Minggu, 1 Maret 2020 - 19:29 WIB

facebook twitter whatsapp telegram line copy

URL berhasil dicopy

facebook icon twitter icon whatsapp icon telegram icon line icon copy

URL berhasil dicopy

BERITA JAKARTA – Presiden Joko Widodo (Jokowi) menghadiri pengukuhan, K.H. Asep Saifuddin Chalim sebagai guru besar bidang sosiologi di Universitas Islam Negeri (UIN) Sunan Ampel. Acara pengukuhan berlangsung di Gedung Sport Center UIN Sunan Ampel, Kota Surabaya, Jawa Timur, Sabtu (29/2/2020).

Dalam sambutannya, Presiden menyampaikan selamat atas pengukuhan tersebut. Menurutnya, guru besar adalah bentuk pengakuan akademik tertinggi atas kontribusi, K.H. Asep dalam mengembangkan studi Islam dan dalam mengembangkan model pendidikan yang inovatif untuk membangun umat dan membangun bangsa.

“Saya mengikuti terus perjuangan beliau, Bapak Kiai Asep, dalam mengembangkan dan mewujudkan manusia unggul dan berakhlakul karimah. Bukan hanya melalui pemikiran-pemikiran yang beliau sampaikan di banyak kesempatan, tetapi yang lebih penting lagi adalah melalui kiprah dan karya yang beliau ciptakan,” kata Presiden.

Salah satu karya tersebut yaitu buku berjudul “Aswaja”, yang menurut Presiden merupakan sebuah buku yang sangat apik yang menekankan pentingnya pendidikan keagamaan yang benar dalam keluarga. “Supaya kita terhindar dari pemikiran dan kepercayaan yang menyimpang di tengah derasnya arus informasi dan perkembangan teknologi saat ini,” imbuhnya.

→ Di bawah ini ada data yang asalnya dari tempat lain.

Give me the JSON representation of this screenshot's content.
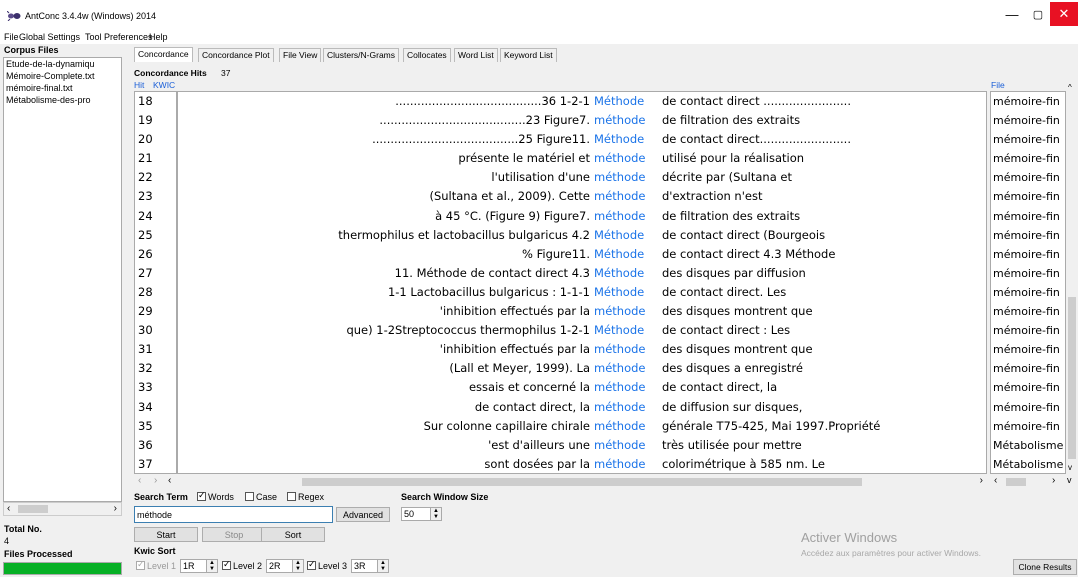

Perkembangan dunia saat ini, lanjut Kepala Negara, tidak hanya mempengaruhi perilaku keagamaan seseorang, tetapi juga berpengaruh pada kepercayaan seseorang pada sebuah sistem ideologi, tata negara dan kehidupan sosial kita. Saat ini gerakan-gerakan ekstremis muncul yang bahkan memicu peperangan dan konflik di beberapa negara.

“Di sinilah pendidikan moderasi yang dianut warga NU dan yang dikembangkan Kiai Asep sangat relevan untuk kita aplikasikan,” ungkapnya.

Pendidikan moderasi tersebut ialah pendidikan yang mengusung nilai dan karakter tawassuth (bersikap moderat), tawazzun (bersikap seimbang), i’tidal (bersikap adil), dan tasamuh (bersikap toleran).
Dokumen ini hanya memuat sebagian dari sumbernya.